Apple reveals its AI model training strategy: from large-scale web scraping to secretly authorized transactions and synthetic content

The WWDC conference focused on Liquid design, the upcoming new visual design language for its operating system, and Apple also announced the next generation of AI foundation models that will support both the device and the cloud. Following the conference, the tech giant appears poised to better understand Apple's AI strategy through a detailed technical report that will give users and the tech community insight into the training and optimization process of its models. Apple emphasized in the report that it truly focuses on privacy and efficiency when training models.

Although it is not very important in the current field of artificial intelligence, Apple has released a detailed report on its basic model called "Apple Intelligence Basic Language Model - 2025 Technical Report", which provides an in-depth introduction to the key elements of the latest artificial intelligence model. This report covers almost everything from model architecture to training phase, post-training phase, and how to fine-tune the model. The report also explores methods used to ensure model technical improvements to increase model efficiency while avoiding privacy breaches.

While Apple has previously shared on-device AI models available to developers and the 3 billion parameters it has, the limitation is that its structure has been sparse so far. The model is reportedly split into multiple parts to improve efficiency. The first part is called Block 1 and contains over 60% of the core building blocks (called transformation layers). The AI then understands the main expressions of the language and generates responses.

The second part, called Block 2, is more lightweight due to the removal of two memory-intensive technical components: key and value projection. Thanks to this strategy, Apple was able to reduce the model’s memory footprint by about 38% and even speed up the model’s response time. The company has been looking into how to improve the performance of its AI models natively, and a few years ago they explored the idea of running a model that was larger than the device's memory capacity. While they didn't end up adopting the established solution, they have been looking for ways to deal with hardware limitations and other challenges.

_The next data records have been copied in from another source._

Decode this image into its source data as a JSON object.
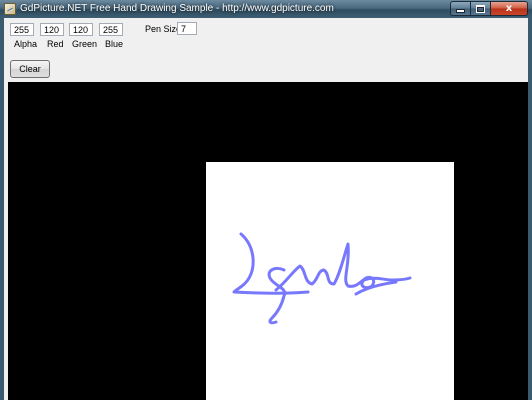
{
  "window": {
    "title": "GdPicture.NET Free Hand Drawing Sample - http://www.gdpicture.com",
    "caption_buttons": {
      "minimize": "",
      "maximize": "",
      "close": "x"
    }
  },
  "color_fields": [
    {
      "label": "Alpha",
      "value": "255"
    },
    {
      "label": "Red",
      "value": "120"
    },
    {
      "label": "Green",
      "value": "120"
    },
    {
      "label": "Blue",
      "value": "255"
    }
  ],
  "pen_size": {
    "label": "Pen Size:",
    "value": "7"
  },
  "clear_button": {
    "label": "Clear"
  },
  "drawing": {
    "stroke_color": "#7878ff",
    "page_color": "#ffffff",
    "background_color": "#000000"
  }
}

Regarding the server side of the AI model, Apple ensures that its private cloud computing system adopts a customized architecture. This approach is called Parallel Orbit Mixed Experts (PT-MoE), and it’s a clever strategy that, simply put, breaks down large AI models into smaller parts called experts. Now, by partitioning the model into a mixture of experts, the model does not need to be fully run every time; instead, it can focus only on experts relevant to the current task. Only those parts of the model with domain expertise are activated, saving performance and increasing efficiency.

In addition, Apple has also designed a new Transformer architecture called "Parallel Track Transformer", which has multiple independently running tracks that work together only at key points. Because of this, this model does not experience system-wide latency. The tech giant has also addressed one of Apple Intelligence's biggest pain points: limited language support.

With the new model, Apple has significantly improved its multi-language capabilities. To expand language support, Apple has increased the proportion of non-English data in the training process from 8% to 30%, covering real content and AI-generated content, thereby improving the model’s understanding and supporting a wider range of languages. This will make features like writing tools work better. When training the new AI system, Apple relies heavily on web data collected by Applebot, its home-grown web crawler, which has also been used in previous models. Interestingly, since Apple respects privacy, if a website does not want to be crawled, its content will not be used.

The company uses a variety of techniques to train its models; primarily using public web data as training material. Apple tends to filter out irrelevant content and focus on useful and relevant data sets. Likewise, the tech giant relies on publishers for licensed content, although it did reveal the names of the media companies it relies on. The company also uses smaller models to collect synthetic data, especially when it comes to image language tasks, code or instruction execution, for better fine-tuning.

This multi-approach also involves visual data, as the giant has more than 10 billion image-caption pairs, including screenshots and handwritten notes. It also uses its own model to generate richer subtitles. All of these training methods help Apple build smarter, more powerful models. Apple’s approach to training its AI models is very clear. It’s a balancing strategy that ensures the system remains powerful and versatile without compromising its core value: privacy.